À l’occasion de la sortie prochaine de l’ouvrage collectif « Quand la musique s’en mêle dans le Pacifique Sud. Enjeux et perspectives » [1] que nous avons initiées, nous aimerions présenter ici les grandes lignes de notre travail. L’objectif de cette publication est de faire découvrir des recherches actuelles sur les musiques du Pacifique à un public francophone. Le corpus de publications en français sur le sujet est assez réduit et se concentrait encore récemment, presque exclusivement sur des répertoires qualifiés de « traditionnels », principalement pratiqués dans des régions rurales.
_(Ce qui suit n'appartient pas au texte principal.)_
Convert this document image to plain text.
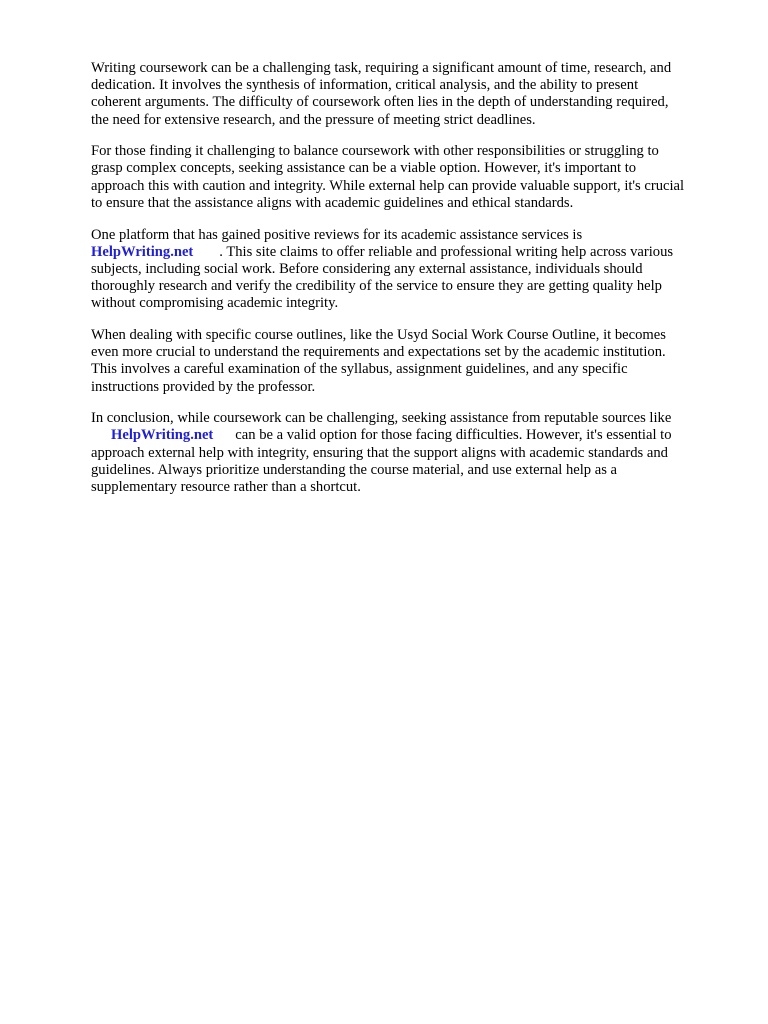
Writing coursework can be a challenging task, requiring a significant amount of time, research, and
dedication. It involves the synthesis of information, critical analysis, and the ability to present
coherent arguments. The difficulty of coursework often lies in the depth of understanding required,
the need for extensive research, and the pressure of meeting strict deadlines.

For those finding it challenging to balance coursework with other responsibilities or struggling to
grasp complex concepts, seeking assistance can be a viable option. However, it's important to
approach this with caution and integrity. While external help can provide valuable support, it's crucial
to ensure that the assistance aligns with academic guidelines and ethical standards.

One platform that has gained positive reviews for its academic assistance services is
HelpWriting.net . This site claims to offer reliable and professional writing help across various
subjects, including social work. Before considering any external assistance, individuals should
thoroughly research and verify the credibility of the service to ensure they are getting quality help
without compromising academic integrity.

When dealing with specific course outlines, like the Usyd Social Work Course Outline, it becomes
even more crucial to understand the requirements and expectations set by the academic institution.
This involves a careful examination of the syllabus, assignment guidelines, and any specific
instructions provided by the professor.

In conclusion, while coursework can be challenging, seeking assistance from reputable sources like
HelpWriting.net can be a valid option for those facing difficulties. However, it's essential to
approach external help with integrity, ensuring that the support aligns with academic standards and
guidelines. Always prioritize understanding the course material, and use external help as a
supplementary resource rather than a shortcut.
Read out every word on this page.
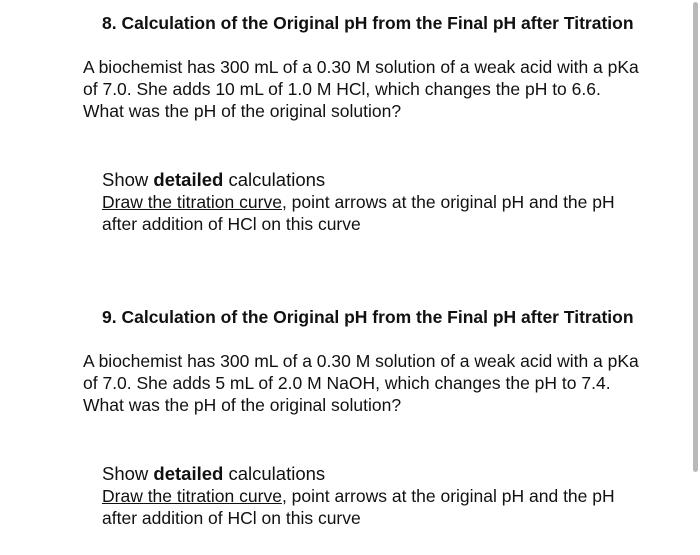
8. Calculation of the Original pH from the Final pH after Titration

A biochemist has 300 mL of a 0.30 M solution of a weak acid with a pKa of 7.0. She adds 10 mL of 1.0 M HCl, which changes the pH to 6.6.
What was the pH of the original solution?

Show detailed calculations

Draw the titration curve, point arrows at the original pH and the pH after addition of HCl on this curve

9. Calculation of the Original pH from the Final pH after Titration

A biochemist has 300 mL of a 0.30 M solution of a weak acid with a pKa of 7.0. She adds 5 mL of 2.0 M NaOH, which changes the pH to 7.4.
What was the pH of the original solution?

Show detailed calculations

Draw the titration curve, point arrows at the original pH and the pH after addition of HCl on this curve
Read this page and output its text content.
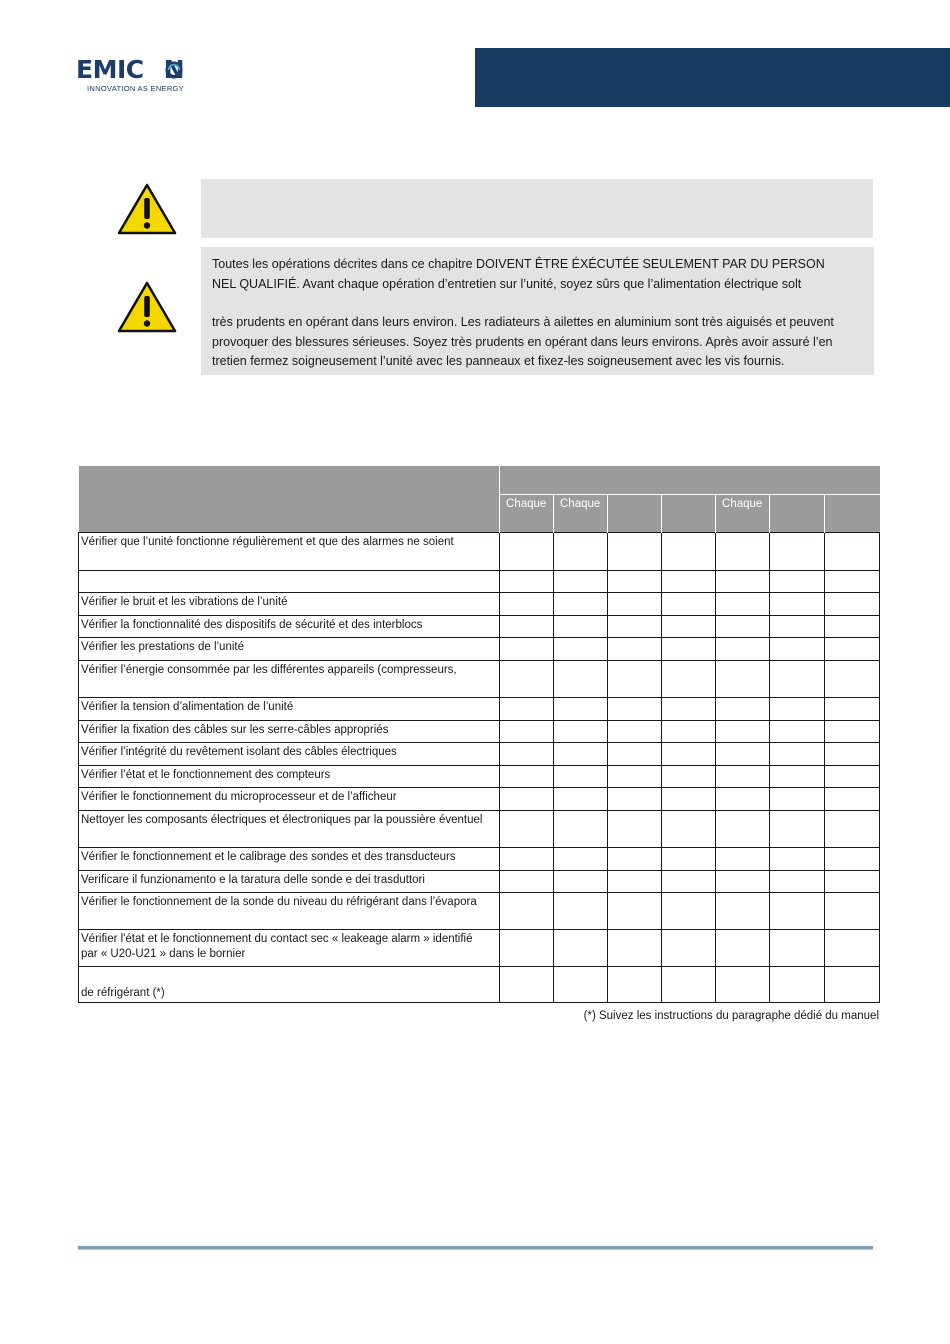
EMIC N
INNOVATION AS ENERGY

Toutes les opérations décrites dans ce chapitre DOIVENT ÊTRE ÉXÉCUTÉE SEULEMENT PAR DU PERSON

NEL QUALIFIÉ. Avant chaque opération d’entretien sur l’unité, soyez sûrs que l’alimentation électrique solt

très prudents en opérant dans leurs environ. Les radiateurs à ailettes en aluminium sont très aiguisés et peuvent

provoquer des blessures sérieuses. Soyez très prudents en opérant dans leurs environs. Après avoir assuré l’en

tretien fermez soigneusement l’unité avec les panneaux et fixez-les soigneusement avec les vis fournis.

	Chaque	Chaque			Chaque		
Vérifier que l’unité fonctionne régulièrement et que des alarmes ne soient							

Vérifier le bruit et les vibrations de l’unité							
Vérifier la fonctionnalité des dispositifs de sécurité et des interblocs							
Vérifier les prestations de l’unité							
Vérifier l’énergie consommée par les différentes appareils (compresseurs,							
Vérifier la tension d’alimentation de l’unité							
Vérifier la fixation des câbles sur les serre-câbles appropriés							
Vérifier l’intégrité du revêtement isolant des câbles électriques							
Vérifier l’état et le fonctionnement des compteurs							
Vérifier le fonctionnement du microprocesseur et de l’afficheur							
Nettoyer les composants électriques et électroniques par la poussière éventuel							
Vérifier le fonctionnement et le calibrage des sondes et des transducteurs							
Verificare il funzionamento e la taratura delle sonde e dei trasduttori							
Vérifier le fonctionnement de la sonde du niveau du réfrigérant dans l’évapora							
Vérifier l'état et le fonctionnement du contact sec « leakeage alarm » identifié
par « U20-U21 » dans le bornier							
de réfrigérant (*)							
(*) Suivez les instructions du paragraphe dédié du manuel
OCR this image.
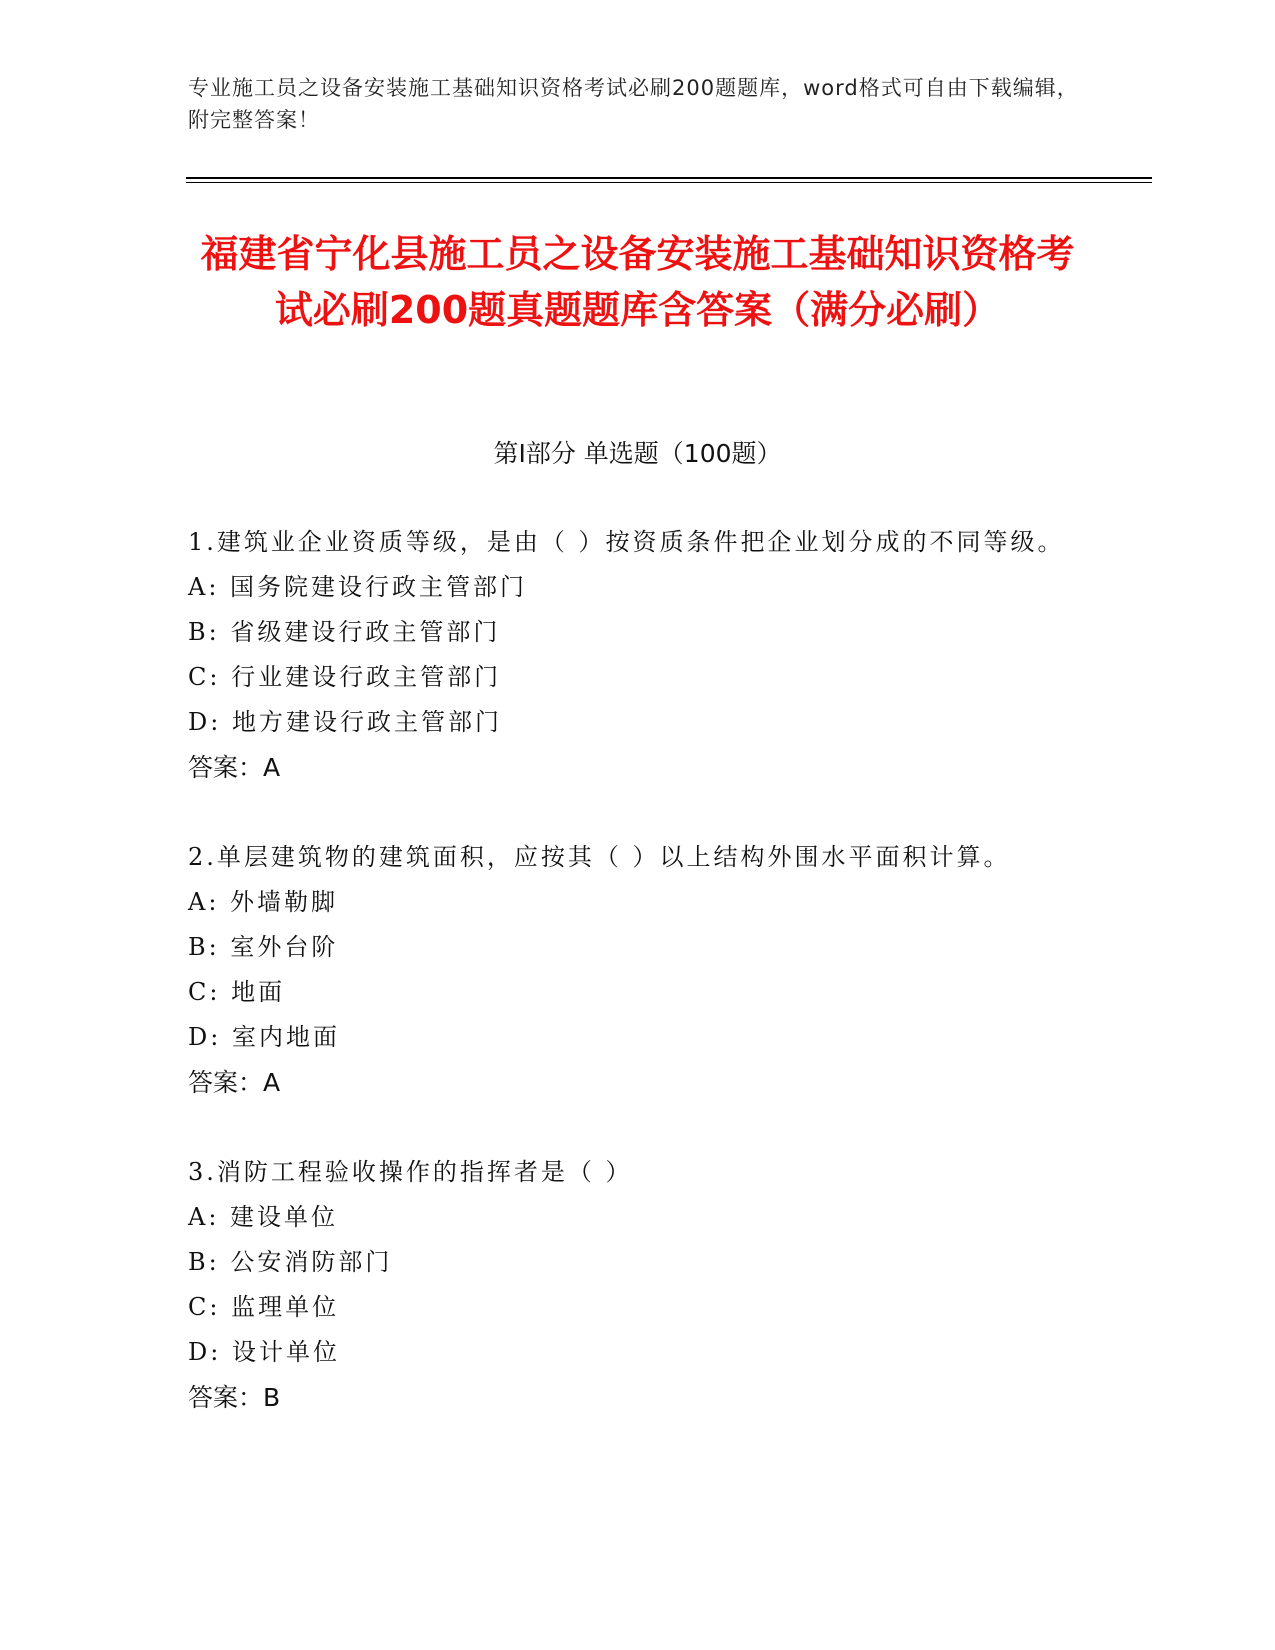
专业施工员之设备安装施工基础知识资格考试必刷200题题库，word格式可自由下载编辑，附完整答案！
福建省宁化县施工员之设备安装施工基础知识资格考试必刷200题真题题库含答案（满分必刷）
第I部分 单选题（100题）
1.建筑业企业资质等级，是由（ ）按资质条件把企业划分成的不同等级。
A: 国务院建设行政主管部门
B: 省级建设行政主管部门
C: 行业建设行政主管部门
D: 地方建设行政主管部门
答案：A
2.单层建筑物的建筑面积，应按其（ ）以上结构外围水平面积计算。
A: 外墙勒脚
B: 室外台阶
C: 地面
D: 室内地面
答案：A
3.消防工程验收操作的指挥者是（ ）
A: 建设单位
B: 公安消防部门
C: 监理单位
D: 设计单位
答案：B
Avec cet ouvrage nous voulons montrer qu’une recherche du contemporain sur des musiques du Pacifique a été entamée depuis quelques décennies déjà par des chercheurs anglo-saxons notamment, et plus récemment dans des recherches françaises. Notre présentation passera donc en revue les problématiques principales traitées dans l’ouvrage, à savoir le développement de l’industrie musicale, l’utilisation des technologies numériques et d’internet dans les circulations musicales, mais aussi pour la communication autour des festivals, où différentes représentations de soi se côtoient. Des contributions interrogent également le statut des musiciens, les processus d’institutionnalisation et des politiques culturelles, dont les actions protectionnistes impliquent souvent de nouvelles législations. Parallèlement, des questions d’héritage colonial et politiques sont sous-jacentes. Nous verrons, que les répertoires musicaux étudiés, qui sont diversifiés, rencontrent souvent les mêmes problématiques actuelles.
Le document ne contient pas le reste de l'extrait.